Parkinson-Erkrankung: Weltweit erste klinische Studie zur Behandlung mit Stosswellen

2020-09-30_news_TPS-enables-targeted-stimulation-of-cerebral-region

2019 wurde das NEUROLITH®-Stosswellen-System erfolgreich im Markt eingeführt. Das von STORZ MEDICAL in der Schweiz entwickelte Gerät zur Transkraniellen Pulsstimulation (TPS) ist das einzige in Europa vermarktete Medizinprodukt, das in der Europäischen Union zur Behandlung des Zentralnervensystems von Patienten mit Alzheimer-Erkrankung zugelassen ist. Jetzt wird die Wirkung der TPS bei einem weiteren neurologischen Krankheitsbild untersucht: Im September 2020 startete an der MedUni Wien (Universitätsklinik für Neurologie) unter der Leitung von Prof. Dr. Roland Beisteiner die weltweit erste klinische Studie zur Behandlung von Parkinson-Patienten mit Stosswellentherapie unter Echtzeit-Kontrolle.

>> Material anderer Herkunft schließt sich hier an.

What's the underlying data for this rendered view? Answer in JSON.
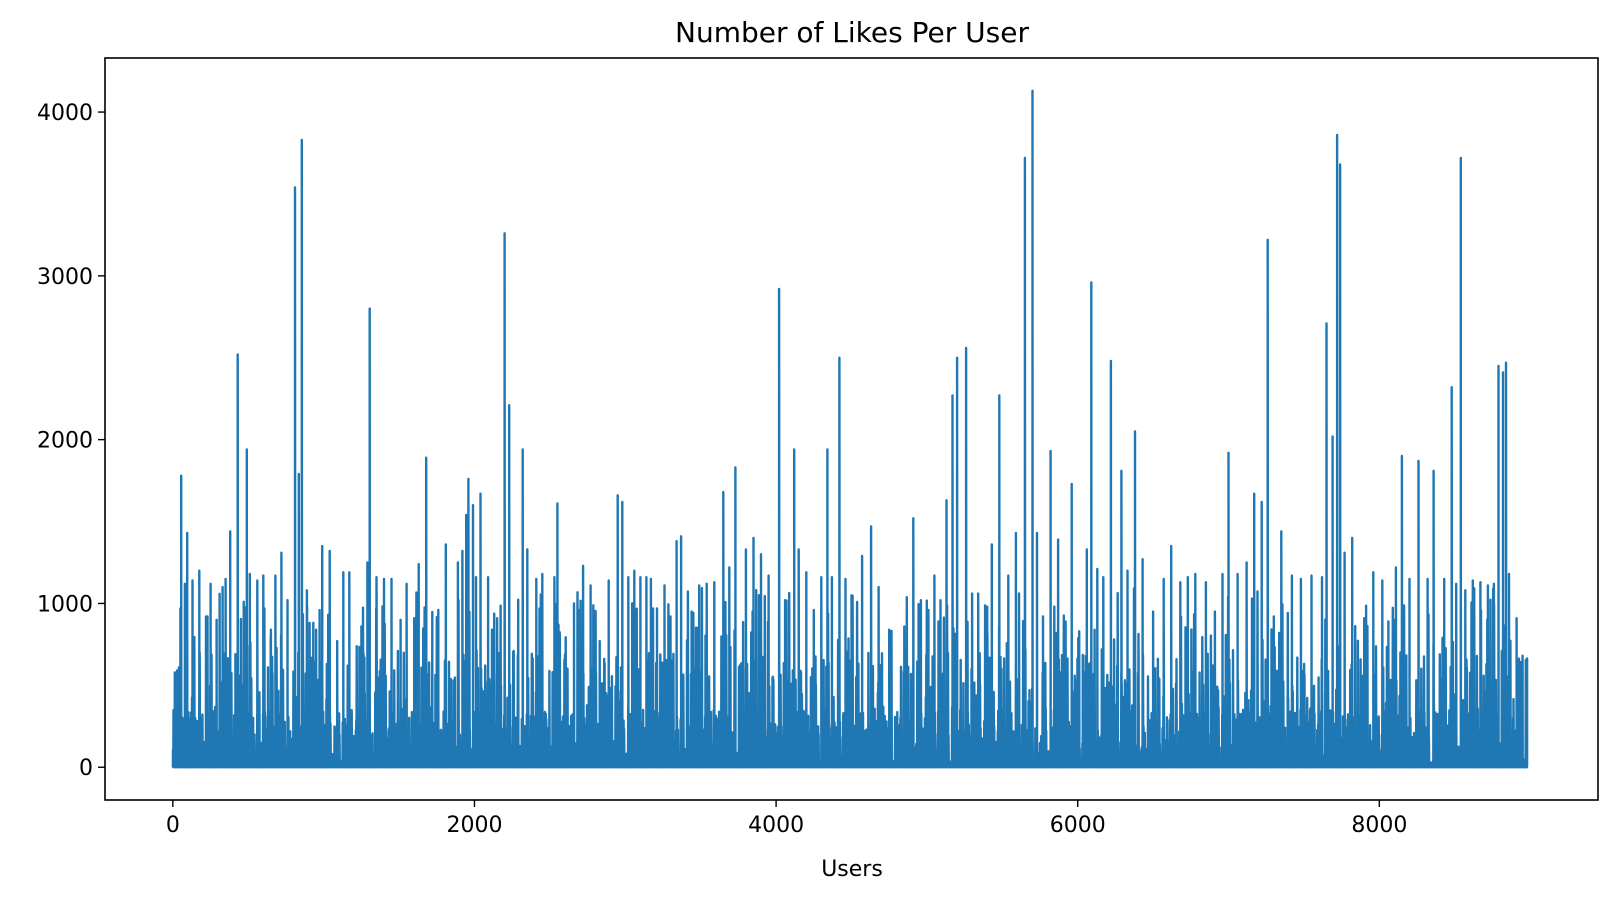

Die Studie wird die Sicherheit und potenzielle Wirksamkeit des Verfahrens bewerten. Die Teilnehmer werden mit dem stosswellenbasierten TPS/NEUROLITH®-System behandelt, das bereits bei der Behandlung von Alzheimer-Patienten eingesetzt wird. Dessen patentierte Bodytrack®-Technologie ermöglicht eine präzise Positionierung und Echtzeit- Dokumentation.

Die derzeitige Standard-Arzneimittelbehandlung von Parkinson-Patienten bewirkt nur eine minimale und kurzfristige Linderung der Symptome. Die meisten Patienten haben dadurch nur begrenzte Vorteile, wobei die Behandlungsreaktionen stark variieren.

Dem gegenüber bietet das TPS-Verfahren eine völlig neue Methode zur Behandlung neurologischer Krankheitsbilder wie Parkinson: Gehirnregionen können damit bis zu 8 cm tief stimuliert werden, wobei die kurze Stimulationsdauer die Gefahr einer Gewebeerwärmung verhindert. Für Patienten ist die TPS schmerzfrei und unkompliziert. Die Behandlung erfolgt durch die geschlossene Schädeldecke hindurch, eine Rasur der Kopfhaut ist nicht notwendig. Während der Behandlung ist der Patient nicht fixiert und kann sich frei bewegen.